For smartphones without home buttons, face unlocking has become a necessary and ostensibly more secure method for preventing unauthorized access. The iPhone X and Samsung Galaxy S9 have adopted the technology, but it turns out there's a way to cheat the system -- for the OnePlus 6, anyway. Twitter user @rikvduijn discovered that it's possible to exploit the face unlock feature with a printed color copy of the phone owner's face.

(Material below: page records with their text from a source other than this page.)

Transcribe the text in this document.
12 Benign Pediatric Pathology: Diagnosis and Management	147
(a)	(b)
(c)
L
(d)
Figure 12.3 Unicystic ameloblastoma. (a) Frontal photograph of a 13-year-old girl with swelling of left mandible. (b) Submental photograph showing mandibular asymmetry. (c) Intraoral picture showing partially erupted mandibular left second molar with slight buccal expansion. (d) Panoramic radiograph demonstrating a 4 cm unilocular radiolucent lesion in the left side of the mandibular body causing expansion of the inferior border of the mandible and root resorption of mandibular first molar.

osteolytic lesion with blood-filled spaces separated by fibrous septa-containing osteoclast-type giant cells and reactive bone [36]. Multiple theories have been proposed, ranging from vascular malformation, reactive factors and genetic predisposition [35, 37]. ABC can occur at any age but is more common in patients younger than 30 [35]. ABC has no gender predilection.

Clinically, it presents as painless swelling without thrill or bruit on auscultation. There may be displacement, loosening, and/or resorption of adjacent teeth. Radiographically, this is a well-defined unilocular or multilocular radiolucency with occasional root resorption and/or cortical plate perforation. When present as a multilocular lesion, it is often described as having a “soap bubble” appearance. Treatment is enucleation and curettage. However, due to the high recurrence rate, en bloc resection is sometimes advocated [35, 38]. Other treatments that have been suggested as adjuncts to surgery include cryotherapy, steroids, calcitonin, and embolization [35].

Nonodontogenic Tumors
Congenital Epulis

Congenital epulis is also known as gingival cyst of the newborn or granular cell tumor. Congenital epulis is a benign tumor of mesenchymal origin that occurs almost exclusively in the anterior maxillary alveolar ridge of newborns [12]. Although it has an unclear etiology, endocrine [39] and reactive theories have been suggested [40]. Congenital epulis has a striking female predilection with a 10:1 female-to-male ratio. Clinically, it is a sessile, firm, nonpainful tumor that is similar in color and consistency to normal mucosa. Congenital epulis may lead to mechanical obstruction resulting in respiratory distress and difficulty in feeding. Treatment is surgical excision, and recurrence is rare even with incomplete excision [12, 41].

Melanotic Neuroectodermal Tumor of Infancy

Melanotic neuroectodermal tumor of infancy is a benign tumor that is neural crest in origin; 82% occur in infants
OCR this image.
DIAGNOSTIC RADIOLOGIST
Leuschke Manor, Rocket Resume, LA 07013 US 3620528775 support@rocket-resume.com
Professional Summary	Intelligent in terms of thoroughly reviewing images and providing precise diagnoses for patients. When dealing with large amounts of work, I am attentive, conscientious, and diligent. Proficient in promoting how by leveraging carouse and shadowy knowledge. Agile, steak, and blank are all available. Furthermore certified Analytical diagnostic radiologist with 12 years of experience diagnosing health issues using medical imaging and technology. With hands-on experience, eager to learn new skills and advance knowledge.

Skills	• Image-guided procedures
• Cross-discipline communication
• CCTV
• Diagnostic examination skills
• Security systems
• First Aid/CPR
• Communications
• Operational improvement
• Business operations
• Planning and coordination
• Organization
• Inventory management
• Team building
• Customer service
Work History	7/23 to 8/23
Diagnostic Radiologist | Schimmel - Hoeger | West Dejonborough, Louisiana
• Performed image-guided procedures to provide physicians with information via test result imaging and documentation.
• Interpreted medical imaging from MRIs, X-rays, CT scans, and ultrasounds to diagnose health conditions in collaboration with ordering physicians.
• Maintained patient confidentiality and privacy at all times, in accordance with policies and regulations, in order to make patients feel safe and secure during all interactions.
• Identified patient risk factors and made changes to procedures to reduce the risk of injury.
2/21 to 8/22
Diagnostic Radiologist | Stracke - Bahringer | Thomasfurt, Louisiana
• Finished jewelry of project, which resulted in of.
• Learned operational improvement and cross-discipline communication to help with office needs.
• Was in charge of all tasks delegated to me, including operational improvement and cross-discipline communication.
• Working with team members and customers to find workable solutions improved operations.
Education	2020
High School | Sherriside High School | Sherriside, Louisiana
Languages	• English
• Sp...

In fact, a black and white photo works just as well. This leaves OnePlus 6 owners hoping to rely on face unlock protection in a precarious position -- particularly since bypassing the barrier takes just seconds. Apparently, the flaw lies within the technology itself; rather than mapping facial structures into a 3D model as per iPhone X, the OnePlus 6's face unlock determines the distance between different areas on your face, and compares that image to the original scan.
In a statement to Phone Arena, OnePlus clarified that face unlock was designed "around convenience". The feature isn't switched on for apps like banking or payments, and advised owners to use a PIN, password and/or fingerprint sensor for more trustworthy security. The company added that it is "constantly working" to improve all of its technology.
Of course, no face ID is entirely foolproof. Last year Bkav security researchers constructed 3D masks that were able to trick the iPhone X into unlocking.